What is really meant by and required by a marriage partnership. It’s not just two people coming together, it is about learning to put your partner above and before you sometimes and not thinking about it always “being fair”. Love isn’t always “fair” – it is about loving and caring for your partner without regard for what might or might not be returned. Marriage (at least a loving one) balances at the end of the day so, stop worrying or keeping a score. Just do.
– Clark, Husband of 26 years, Wedding Caterer & Mixologist
Just because it is hard or that you’re actively working on it, doesn’t make it a failure.

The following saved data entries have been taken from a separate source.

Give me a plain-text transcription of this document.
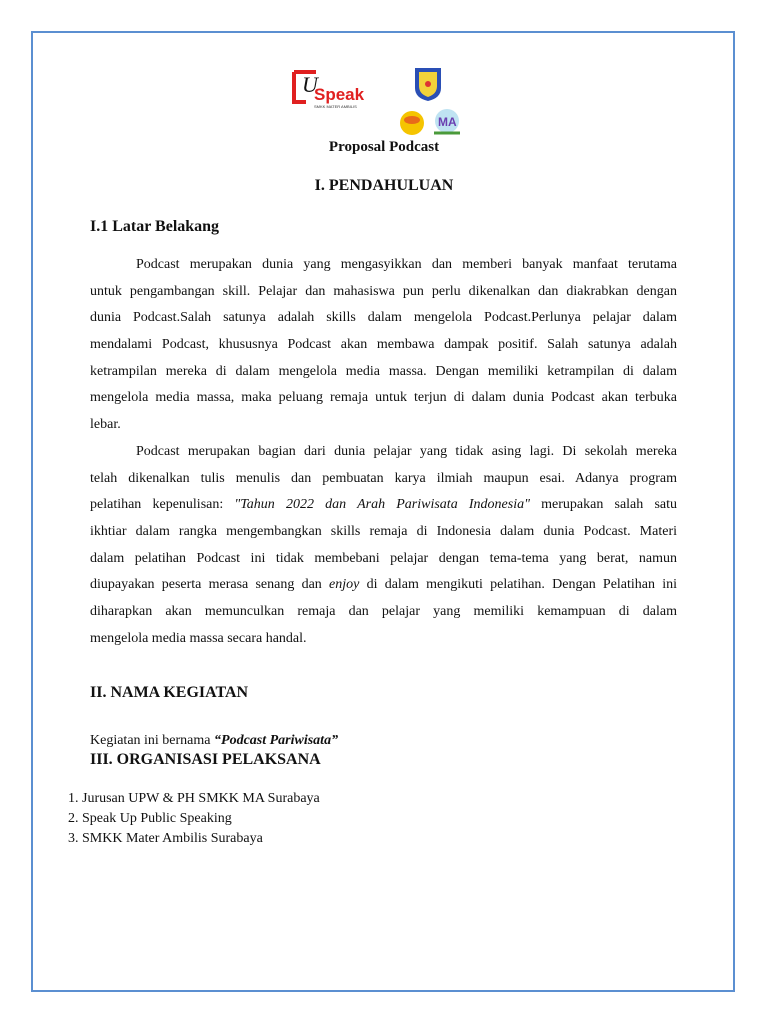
U
Speak
SMKK MATER AMBILIS
MA
Proposal Podcast
I. PENDAHULUAN
I.1 Latar Belakang
Podcast merupakan dunia yang mengasyikkan dan memberi banyak manfaat terutama
untuk pengambangan skill. Pelajar dan mahasiswa pun perlu dikenalkan dan diakrabkan dengan
dunia Podcast.Salah satunya adalah skills dalam mengelola Podcast.Perlunya pelajar dalam
mendalami Podcast, khususnya Podcast akan membawa dampak positif. Salah satunya adalah
ketrampilan mereka di dalam mengelola media massa. Dengan memiliki ketrampilan di dalam
mengelola media massa, maka peluang remaja untuk terjun di dalam dunia Podcast akan terbuka
lebar.
Podcast merupakan bagian dari dunia pelajar yang tidak asing lagi. Di sekolah mereka
telah dikenalkan tulis menulis dan pembuatan karya ilmiah maupun esai. Adanya program
pelatihan kepenulisan: "Tahun 2022 dan Arah Pariwisata Indonesia" merupakan salah satu
ikhtiar dalam rangka mengembangkan skills remaja di Indonesia dalam dunia Podcast. Materi
dalam pelatihan Podcast ini tidak membebani pelajar dengan tema-tema yang berat, namun
diupayakan peserta merasa senang dan enjoy di dalam mengikuti pelatihan. Dengan Pelatihan ini
diharapkan akan memunculkan remaja dan pelajar yang memiliki kemampuan di dalam
mengelola media massa secara handal.
II. NAMA KEGIATAN
Kegiatan ini bernama “Podcast Pariwisata”
III. ORGANISASI PELAKSANA
1. Jurusan UPW & PH SMKK MA Surabaya
2. Speak Up Public Speaking
3. SMKK Mater Ambilis Surabaya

– Angela, Wife of 5 years.
How very important communication is. Talking about everything with each other even if it’s something you think is silly or something that might cause a disagreement. You should never be afraid, nervous or ashamed to talk things through.

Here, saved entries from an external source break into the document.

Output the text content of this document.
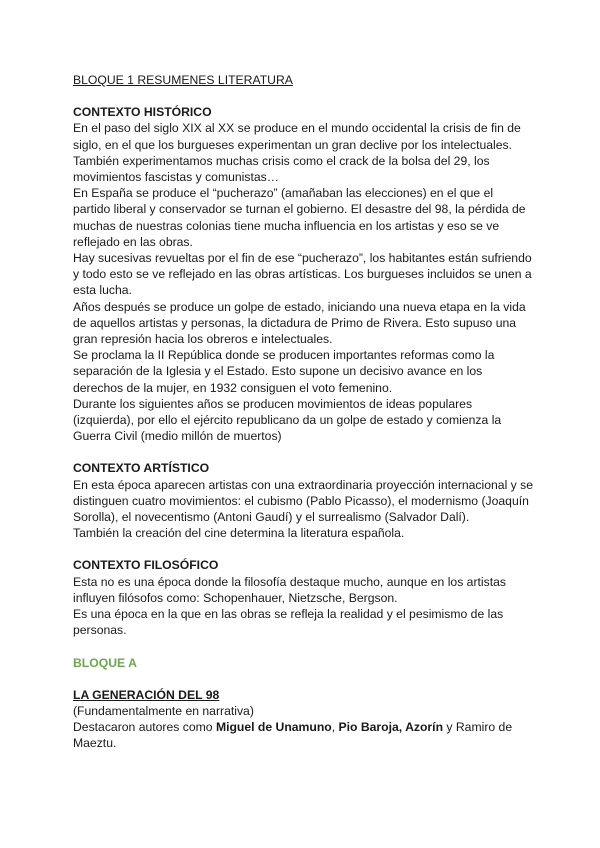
BLOQUE 1 RESUMENES LITERATURA

CONTEXTO HISTÓRICO

En el paso del siglo XIX al XX se produce en el mundo occidental la crisis de fin de siglo, en el que los burgueses experimentan un gran declive por los intelectuales.

También experimentamos muchas crisis como el crack de la bolsa del 29, los movimientos fascistas y comunistas…

En España se produce el “pucherazo” (amañaban las elecciones) en el que el partido liberal y conservador se turnan el gobierno. El desastre del 98, la pérdida de muchas de nuestras colonias tiene mucha influencia en los artistas y eso se ve reflejado en las obras.

Hay sucesivas revueltas por el fin de ese “pucherazo”, los habitantes están sufriendo y todo esto se ve reflejado en las obras artísticas. Los burgueses incluidos se unen a esta lucha.

Años después se produce un golpe de estado, iniciando una nueva etapa en la vida de aquellos artistas y personas, la dictadura de Primo de Rivera. Esto supuso una gran represión hacia los obreros e intelectuales.

Se proclama la II República donde se producen importantes reformas como la separación de la Iglesia y el Estado. Esto supone un decisivo avance en los derechos de la mujer, en 1932 consiguen el voto femenino.

Durante los siguientes años se producen movimientos de ideas populares (izquierda), por ello el ejército republicano da un golpe de estado y comienza la Guerra Civil (medio millón de muertos)

CONTEXTO ARTÍSTICO

En esta época aparecen artistas con una extraordinaria proyección internacional y se distinguen cuatro movimientos: el cubismo (Pablo Picasso), el modernismo (Joaquín Sorolla), el novecentismo (Antoni Gaudí) y el surrealismo (Salvador Dalí).

También la creación del cine determina la literatura española.

CONTEXTO FILOSÓFICO

Esta no es una época donde la filosofía destaque mucho, aunque en los artistas influyen filósofos como: Schopenhauer, Nietzsche, Bergson.

Es una época en la que en las obras se refleja la realidad y el pesimismo de las personas.

BLOQUE A

LA GENERACIÓN DEL 98

(Fundamentalmente en narrativa)

Destacaron autores como Miguel de Unamuno, Pio Baroja, Azorín y Ramiro de Maeztu.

– Sandra, Wife of 50 years, Mother, Equestrian.
The wedding is basically just a party and that the relationship matters so much more than the day.
– Chantal, Wife of 10 years, Wedding Photographer.
How hard marriage truly is. I mean, people always say that a successful marriage is hard work but you don’t really know until you experience it first-hand. The first few years were great and so easy – then we went through a rough patch. It would have been really easy to get divorced but that wasn’t the answer – Plus, we have kids and that would have been really hard on both of them. Marriage isn’t always easy but in most cases, it is worth all the effort!
– Val, Wife of 9.5 years, Mother, Wedding Photographer.
That giving up yourself for your spouse is not a noble thing to do, is not love, and does not help either one of you.
– Melissa, Divorcee of 5 years, Entrepreneur
I wish there had been a class that couples go through before they get married that taught the different phases a married couple goes through and how to walk through them because you have to understand each other in order to strengthen your relationship throughout your marriage, in order to get through the tough times. Always keep your lines of communication open between each other no matter what so, you don’t lose each other.
– Cathy, Wife of 40 years, Mother, Nurse.
That marriage is so much better than how it’s often portrayed. When two people not only love each other but commit themselves selflessly to pleasing their spouse, it’s a beautiful thing. It’s not about give and take, or getting brownie points, just simply give.
– James, Husband of 6 years, Wedding Photographer.